By contrast, his current job presents an embarrassment of riches: He runs the hazardous-materials management program for San Diego County, a place relatively untarnished so far by toxic contamination and seemingly intent on avoiding it.

In the four years since Aker was hired to start the program, his staff has multiplied from one to 24, with 20 more on the way. And his budget has ballooned to $2.2 million.

Now his office in the county Health Services Department on Pacific Highway is crowded with people with advanced degrees working two to a desk. The next position to be filled is a kind of environmental cop--armed and ready to read Miranda rights to illegal dumpers.

Aker's mandate is to monitor and enforce the proliferating laws that govern the handling of hazardous materials. That includes keeping an eye on about 70,000 tons of toxic wastes generated annually by 3,400 San Diego County firms.
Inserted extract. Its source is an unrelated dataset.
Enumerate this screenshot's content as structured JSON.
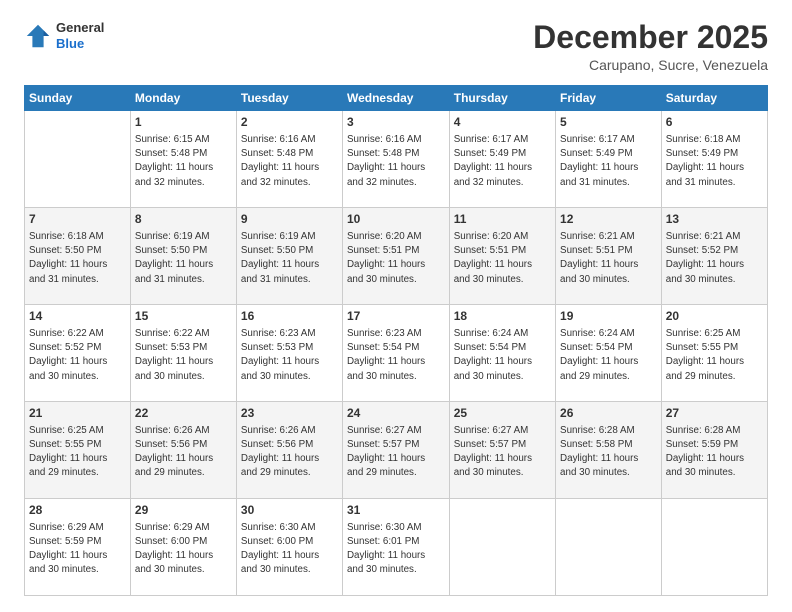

Eighty-five percent of those firms are now in "significant, if not full, compliance"--just four years after 40% said they didn't realize they produced hazardous waste, Aker said. He said the office has gotten 24 dump sites cleaned up--many of them small, but nevertheless clean.

Meanwhile, hundreds of companies--including dozens in the fast-growing Golden Triangle and adjacent areas--have reported to Aker's office the thousands of chemicals that they handle under the county's 2-year-old hazardous-materials disclosure ordinance.

Aker's staff has begun inspecting about 10,000 underground storage tanks in the county--most of them gasoline tanks--and has found 30% so far to be leaking. Aker's office is cautiously optimistic that the tanks owned by high-tech firms will be in better shape simply because they are relatively new.

Aker and others do not perceive the Golden Triangle as a special problem. "I don't think, overall, the types of materials they have there are that different from what they have in other areas," said David Merk, a hazardous-materials specialist.

Most of the increase in the office's duties has come from the state Legislature, whose environmental bills arrive daily on Aker's desk in packets of up to 20. The laws change faster than industry or the office can keep up with them.

For that reason, the unit has concentrated on education: Aker described its role at least until now as "consultant to industry." He and his boss, Gary Stephany, chief of environmental health, defend that approach as the only way to make the program work.

"Regulation by itself doesn't do anything," said Stephany. "You can hire 1,000 inspectors but if industry isn't tuned in to what you're doing, it won't work. You can't have an inspector in every business every day of the year."

Aker conceded that the emphasis on education has taken time away from strict enforcement--the investigation of hazardous-waste cases and the prosecution of polluters. The office averages one new case a month, Aker said, and hopes to bring that figure up to two.

He sees other areas, too, that need attention:

San Diego County has had no facilities for disposing of hazardous waste since the county closed its hazardous-waste landfill in 1980, forcing industries to send their wastes to dumps in other parts of the state or country. Meanwhile, Aker says industry has received insufficient incentive from government to change its processes and generate less waste.

Under the circumstances, he said, a fraction of all waste "is going to follow the path of least resistance--which is down the sewer." That is an area Aker wants to look into because "we certainly are not sure where all the waste is going."

Finally, observers as well as those in hazardous-materials management say government agencies must turn to the question of zoning and ensure that hazardous industries are not permitted to operate in densely populated or residential areas.

"We think that the next wave of activities that's going to affect our unit is going to be industrial planning," Merk said.